This Living Will Declaration is specifically tailored to comply with the Indiana Living Will and Life Prolonging Procedures Act. It allows individuals to outline their preferences for medical treatment should they become unable to communicate their medical care decisions due to a terminal condition.
Personal Information
Name: ________________________________________
Date of Birth: _______________________________
Address: _____________________________________
City: _______________ State: IN Zip: __________
Living Will Declaration Statement
I, _________________________(the "Declarant"), being of sound mind, willfully and voluntarily make known my desire that my dying shall not be artificially prolonged under the circumstances set forth below. I understand that this may involve withholding or withdrawal of life-sustaining procedures or the provision of medically appropriate and necessary pain relief, even if it hastens my death. I am fully informed as to the nature of a living will and I understand the full import of this declaration.
Life-Prolonging Procedures Direction
If at any time I should have an incurable injury, disease, or illness certified to be a terminal condition by two physicians, where the application of life-prolonging procedures would serve only to artificially prolong the dying process, I direct that such procedures be withheld or withdrawn, and that I be permitted to die naturally with only the administration of medication or the performance of any medical procedure deemed necessary to provide me with comfortable care or to alleviate pain.

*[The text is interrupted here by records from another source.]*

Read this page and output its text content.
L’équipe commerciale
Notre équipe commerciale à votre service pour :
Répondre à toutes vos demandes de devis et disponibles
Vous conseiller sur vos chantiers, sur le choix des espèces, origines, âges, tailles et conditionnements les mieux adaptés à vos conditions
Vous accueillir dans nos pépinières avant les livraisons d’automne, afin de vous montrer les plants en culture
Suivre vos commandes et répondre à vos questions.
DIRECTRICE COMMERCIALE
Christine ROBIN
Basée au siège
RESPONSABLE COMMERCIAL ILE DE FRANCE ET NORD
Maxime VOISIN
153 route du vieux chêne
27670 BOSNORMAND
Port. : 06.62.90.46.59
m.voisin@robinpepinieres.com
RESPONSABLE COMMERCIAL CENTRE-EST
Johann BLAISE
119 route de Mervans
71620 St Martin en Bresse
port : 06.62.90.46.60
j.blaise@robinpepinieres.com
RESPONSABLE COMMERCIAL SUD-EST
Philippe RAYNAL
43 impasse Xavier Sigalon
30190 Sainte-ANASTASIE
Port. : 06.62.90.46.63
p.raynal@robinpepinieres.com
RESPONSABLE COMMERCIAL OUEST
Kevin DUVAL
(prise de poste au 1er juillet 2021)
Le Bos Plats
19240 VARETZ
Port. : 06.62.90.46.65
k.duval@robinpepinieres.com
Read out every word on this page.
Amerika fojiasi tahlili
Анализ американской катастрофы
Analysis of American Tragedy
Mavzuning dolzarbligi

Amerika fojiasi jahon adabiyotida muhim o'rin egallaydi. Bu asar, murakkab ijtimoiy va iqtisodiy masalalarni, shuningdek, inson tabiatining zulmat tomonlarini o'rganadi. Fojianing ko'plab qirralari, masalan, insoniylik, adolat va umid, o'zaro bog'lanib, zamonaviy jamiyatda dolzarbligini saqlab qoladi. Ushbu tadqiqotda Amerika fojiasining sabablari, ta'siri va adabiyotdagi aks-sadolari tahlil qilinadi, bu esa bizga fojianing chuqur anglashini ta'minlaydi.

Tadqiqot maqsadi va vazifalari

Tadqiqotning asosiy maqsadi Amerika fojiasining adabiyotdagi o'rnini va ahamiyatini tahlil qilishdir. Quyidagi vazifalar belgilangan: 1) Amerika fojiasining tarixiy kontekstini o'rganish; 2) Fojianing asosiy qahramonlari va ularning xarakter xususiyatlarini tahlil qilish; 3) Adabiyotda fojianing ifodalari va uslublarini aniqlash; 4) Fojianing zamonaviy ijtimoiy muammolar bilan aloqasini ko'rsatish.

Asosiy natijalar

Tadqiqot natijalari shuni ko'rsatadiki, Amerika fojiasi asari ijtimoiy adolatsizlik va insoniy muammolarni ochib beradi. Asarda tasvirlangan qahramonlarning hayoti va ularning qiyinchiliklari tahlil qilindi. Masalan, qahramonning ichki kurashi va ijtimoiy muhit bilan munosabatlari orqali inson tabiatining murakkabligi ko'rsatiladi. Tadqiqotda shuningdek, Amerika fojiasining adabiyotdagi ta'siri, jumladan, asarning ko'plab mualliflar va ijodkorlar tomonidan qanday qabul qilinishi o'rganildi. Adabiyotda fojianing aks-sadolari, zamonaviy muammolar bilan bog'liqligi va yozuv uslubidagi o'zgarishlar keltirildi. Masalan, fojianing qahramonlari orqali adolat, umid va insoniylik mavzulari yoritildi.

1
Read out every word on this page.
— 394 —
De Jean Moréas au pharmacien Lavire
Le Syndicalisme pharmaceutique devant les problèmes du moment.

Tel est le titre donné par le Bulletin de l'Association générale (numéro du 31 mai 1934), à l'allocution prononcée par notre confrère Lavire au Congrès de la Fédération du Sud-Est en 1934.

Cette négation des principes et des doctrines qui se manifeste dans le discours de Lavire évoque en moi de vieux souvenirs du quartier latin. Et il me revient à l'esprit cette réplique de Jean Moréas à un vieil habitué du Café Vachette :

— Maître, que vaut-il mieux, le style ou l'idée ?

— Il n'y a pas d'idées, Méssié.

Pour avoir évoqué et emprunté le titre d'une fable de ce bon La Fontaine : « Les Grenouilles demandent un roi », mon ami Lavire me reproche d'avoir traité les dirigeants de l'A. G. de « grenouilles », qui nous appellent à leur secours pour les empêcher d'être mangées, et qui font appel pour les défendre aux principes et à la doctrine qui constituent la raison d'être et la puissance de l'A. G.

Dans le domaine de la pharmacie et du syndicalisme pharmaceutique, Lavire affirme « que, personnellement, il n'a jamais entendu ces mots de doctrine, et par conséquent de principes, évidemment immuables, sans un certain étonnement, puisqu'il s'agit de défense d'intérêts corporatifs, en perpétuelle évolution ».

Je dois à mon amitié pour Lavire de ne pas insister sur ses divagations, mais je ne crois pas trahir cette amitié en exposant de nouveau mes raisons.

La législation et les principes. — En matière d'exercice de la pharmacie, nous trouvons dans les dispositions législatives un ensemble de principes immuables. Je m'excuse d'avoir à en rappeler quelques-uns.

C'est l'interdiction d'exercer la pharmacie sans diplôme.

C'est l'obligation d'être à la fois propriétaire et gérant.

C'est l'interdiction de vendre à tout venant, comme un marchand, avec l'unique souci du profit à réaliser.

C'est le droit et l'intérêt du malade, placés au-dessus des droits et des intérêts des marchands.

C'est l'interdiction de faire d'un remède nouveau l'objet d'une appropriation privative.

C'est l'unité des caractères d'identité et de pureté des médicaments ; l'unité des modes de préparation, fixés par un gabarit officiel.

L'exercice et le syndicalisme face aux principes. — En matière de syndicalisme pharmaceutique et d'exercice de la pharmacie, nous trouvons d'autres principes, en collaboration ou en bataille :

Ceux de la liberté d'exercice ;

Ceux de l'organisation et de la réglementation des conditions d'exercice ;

Artificial Nutrition and Hydration Directive
□ I direct that nutrition and hydration (fluids) be withheld or withdrawn from me in any event, even if the withholding or withdrawal of artificial nutrition and hydration serves to hasten my death.
□ I desire that I be provided with nutrition and hydration (fluids), even if the administration of such artificially prolongs my life and my dying process.
Authorization and Signature
This Living Will Declaration reflects my firm and settled commitment to refuse life-prolonging treatment under the conditions described herein. I urge all concerned to comply with my directive and ask that my family, doctors, and health care providers honor my wishes as stated in this declaration.
Date: _____________
Signature of Declarant: __________________________
Witness Statement
We declare that the Declarant is personally known to us, that the Declarant signed or acknowledged this Indiana Living Will Declaration in our presence, that the Declarant appears to be of sound mind and not under duress, fraud, or undue influence, that we are not the Declarant’s attending physician, not related to the Declarant by blood or marriage, and not entitled to any part of the Declarant’s estate upon their decease under a will now existing or by operation of law.
Witness 1 Signature: __________________________ Date: _____________
Witness 2 Signature: __________________________ Date: _____________
State of Indiana
County of _____________
On this day, ____________, before me, _____________________ (Notary Public), personally appeared _______________________ (Declarant) and ________________________ and ________________________ (witnesses), known to me to be the individuals described in and who executed the foregoing document, and acknowledged that they executed the same as their free act and deed.